One of the main risks of a minimum wage is suppressing the employment rate of less-skilled, less-experienced workers. If the minimum wage is too high, it's uneconomic to take on staff who don't deliver enough value for the business. The reduced rates for young people and apprentices exist to reduce this stifling effect - without them, you'd make it uneconomic for businesses to take a chance on new employees who might need a lot of training or support.
This does of course create a secondary risk of businesses laying off older staff in favour of young people and "apprentices", but I haven't seen any clear evidence that this is a widespread problem.
If you've never seen any evidence of that, you've not looked very hard: This is what every supermarket does for their filler jobs, and to a lesser extent for their till and other store facing jobs as well.
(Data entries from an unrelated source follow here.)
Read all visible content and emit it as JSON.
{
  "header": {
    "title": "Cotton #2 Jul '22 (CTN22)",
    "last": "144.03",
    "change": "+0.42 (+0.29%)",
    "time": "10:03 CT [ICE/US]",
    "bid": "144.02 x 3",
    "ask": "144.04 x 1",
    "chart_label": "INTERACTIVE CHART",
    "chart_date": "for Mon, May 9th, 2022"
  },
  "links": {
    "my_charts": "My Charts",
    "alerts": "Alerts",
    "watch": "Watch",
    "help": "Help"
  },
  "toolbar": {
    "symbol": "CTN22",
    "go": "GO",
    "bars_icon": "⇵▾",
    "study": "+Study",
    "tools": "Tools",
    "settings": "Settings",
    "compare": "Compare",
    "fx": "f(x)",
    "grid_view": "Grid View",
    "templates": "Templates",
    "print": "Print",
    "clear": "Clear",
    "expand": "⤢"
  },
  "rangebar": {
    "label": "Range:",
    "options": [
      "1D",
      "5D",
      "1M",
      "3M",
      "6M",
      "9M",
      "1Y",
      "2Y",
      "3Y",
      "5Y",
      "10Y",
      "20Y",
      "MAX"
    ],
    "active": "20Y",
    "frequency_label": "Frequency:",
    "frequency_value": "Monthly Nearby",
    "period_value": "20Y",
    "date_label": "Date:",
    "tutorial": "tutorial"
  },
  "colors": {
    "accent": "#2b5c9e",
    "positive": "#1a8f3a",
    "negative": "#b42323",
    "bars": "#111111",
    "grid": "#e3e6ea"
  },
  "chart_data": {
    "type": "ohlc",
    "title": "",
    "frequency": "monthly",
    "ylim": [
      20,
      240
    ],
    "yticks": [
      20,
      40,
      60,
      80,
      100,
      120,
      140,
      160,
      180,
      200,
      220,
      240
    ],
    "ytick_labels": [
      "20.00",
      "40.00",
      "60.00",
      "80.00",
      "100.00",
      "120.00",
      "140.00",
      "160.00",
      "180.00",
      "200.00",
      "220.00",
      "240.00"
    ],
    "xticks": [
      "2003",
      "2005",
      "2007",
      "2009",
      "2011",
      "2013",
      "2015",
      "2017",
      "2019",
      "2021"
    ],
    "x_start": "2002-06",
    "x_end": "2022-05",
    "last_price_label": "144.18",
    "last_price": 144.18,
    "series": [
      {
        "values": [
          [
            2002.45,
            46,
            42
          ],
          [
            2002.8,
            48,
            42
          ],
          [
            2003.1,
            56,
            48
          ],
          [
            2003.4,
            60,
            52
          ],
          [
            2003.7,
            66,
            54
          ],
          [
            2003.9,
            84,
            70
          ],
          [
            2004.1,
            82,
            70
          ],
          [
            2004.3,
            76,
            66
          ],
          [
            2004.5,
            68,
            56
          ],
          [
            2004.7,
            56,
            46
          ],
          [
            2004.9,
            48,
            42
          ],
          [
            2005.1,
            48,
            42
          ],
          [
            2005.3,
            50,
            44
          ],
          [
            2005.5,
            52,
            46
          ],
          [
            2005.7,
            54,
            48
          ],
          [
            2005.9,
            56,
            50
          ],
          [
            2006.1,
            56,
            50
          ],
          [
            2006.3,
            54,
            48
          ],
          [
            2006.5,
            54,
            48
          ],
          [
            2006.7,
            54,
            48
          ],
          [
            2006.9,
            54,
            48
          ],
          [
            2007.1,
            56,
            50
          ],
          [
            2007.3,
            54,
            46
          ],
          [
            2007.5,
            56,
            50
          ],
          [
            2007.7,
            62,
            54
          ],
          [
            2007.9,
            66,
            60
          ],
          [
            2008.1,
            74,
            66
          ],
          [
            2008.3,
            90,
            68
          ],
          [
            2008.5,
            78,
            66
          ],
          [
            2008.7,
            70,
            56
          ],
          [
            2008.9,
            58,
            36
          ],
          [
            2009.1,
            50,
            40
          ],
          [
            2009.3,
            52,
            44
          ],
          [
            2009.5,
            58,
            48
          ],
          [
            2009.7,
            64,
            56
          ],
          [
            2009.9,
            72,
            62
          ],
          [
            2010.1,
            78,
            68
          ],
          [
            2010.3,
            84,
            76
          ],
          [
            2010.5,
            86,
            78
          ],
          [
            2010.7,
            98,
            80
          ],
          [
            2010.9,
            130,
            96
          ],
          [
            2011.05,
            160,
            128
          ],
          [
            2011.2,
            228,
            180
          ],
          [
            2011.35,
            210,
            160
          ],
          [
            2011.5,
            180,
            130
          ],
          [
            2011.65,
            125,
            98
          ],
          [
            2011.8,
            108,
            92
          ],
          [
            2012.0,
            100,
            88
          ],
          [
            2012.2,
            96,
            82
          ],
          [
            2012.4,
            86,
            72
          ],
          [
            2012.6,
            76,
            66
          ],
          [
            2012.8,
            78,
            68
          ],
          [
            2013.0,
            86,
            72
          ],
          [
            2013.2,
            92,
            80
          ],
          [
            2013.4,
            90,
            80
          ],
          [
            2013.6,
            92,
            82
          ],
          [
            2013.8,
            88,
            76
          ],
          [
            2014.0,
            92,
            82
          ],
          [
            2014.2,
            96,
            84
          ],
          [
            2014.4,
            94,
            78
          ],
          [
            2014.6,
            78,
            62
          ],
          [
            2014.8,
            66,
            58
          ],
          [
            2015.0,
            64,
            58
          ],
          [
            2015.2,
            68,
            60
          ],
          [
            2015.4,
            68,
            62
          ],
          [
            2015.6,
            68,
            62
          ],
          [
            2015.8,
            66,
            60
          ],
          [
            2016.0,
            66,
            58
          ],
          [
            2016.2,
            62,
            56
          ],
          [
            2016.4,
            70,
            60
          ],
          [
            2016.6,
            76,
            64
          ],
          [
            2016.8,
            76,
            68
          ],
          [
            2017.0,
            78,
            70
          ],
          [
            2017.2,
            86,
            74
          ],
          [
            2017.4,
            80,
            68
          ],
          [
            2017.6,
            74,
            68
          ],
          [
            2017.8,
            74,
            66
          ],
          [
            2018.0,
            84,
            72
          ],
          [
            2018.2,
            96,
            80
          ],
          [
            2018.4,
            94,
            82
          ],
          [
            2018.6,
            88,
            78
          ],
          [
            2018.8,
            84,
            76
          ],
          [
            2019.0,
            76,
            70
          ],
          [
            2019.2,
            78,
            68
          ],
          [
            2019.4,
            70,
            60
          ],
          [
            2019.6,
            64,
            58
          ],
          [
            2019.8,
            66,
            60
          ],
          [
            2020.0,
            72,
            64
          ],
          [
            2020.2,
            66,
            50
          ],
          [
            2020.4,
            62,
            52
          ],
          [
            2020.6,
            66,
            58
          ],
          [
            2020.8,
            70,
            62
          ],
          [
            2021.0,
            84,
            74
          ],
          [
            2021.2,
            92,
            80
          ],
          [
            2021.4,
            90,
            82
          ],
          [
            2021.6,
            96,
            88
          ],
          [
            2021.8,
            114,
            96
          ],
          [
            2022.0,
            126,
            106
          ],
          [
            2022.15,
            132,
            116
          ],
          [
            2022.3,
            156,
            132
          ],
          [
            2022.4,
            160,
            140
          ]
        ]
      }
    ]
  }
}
If you're over 18, you have to be very lucky to keep your job (or more realistically, to keep being given work) in such a situation.
Outside of supermarkets this sort of practice is also pretty entrenched in a lot of small-medium IT businesses: They have a sizeable portion of their workforce as trainees or whatever (they may be underpaid legally, so they almost always are) and don't hire them after their time is up (ever, as a rule). New trainees are then cycled into the slots that are now vacant.
It's to do with employment rates and avoiding financial damage to small/low margin businesses, there's a commission of some kind that tries to work out the maximum viable level.
But since its conception I only read good things about it.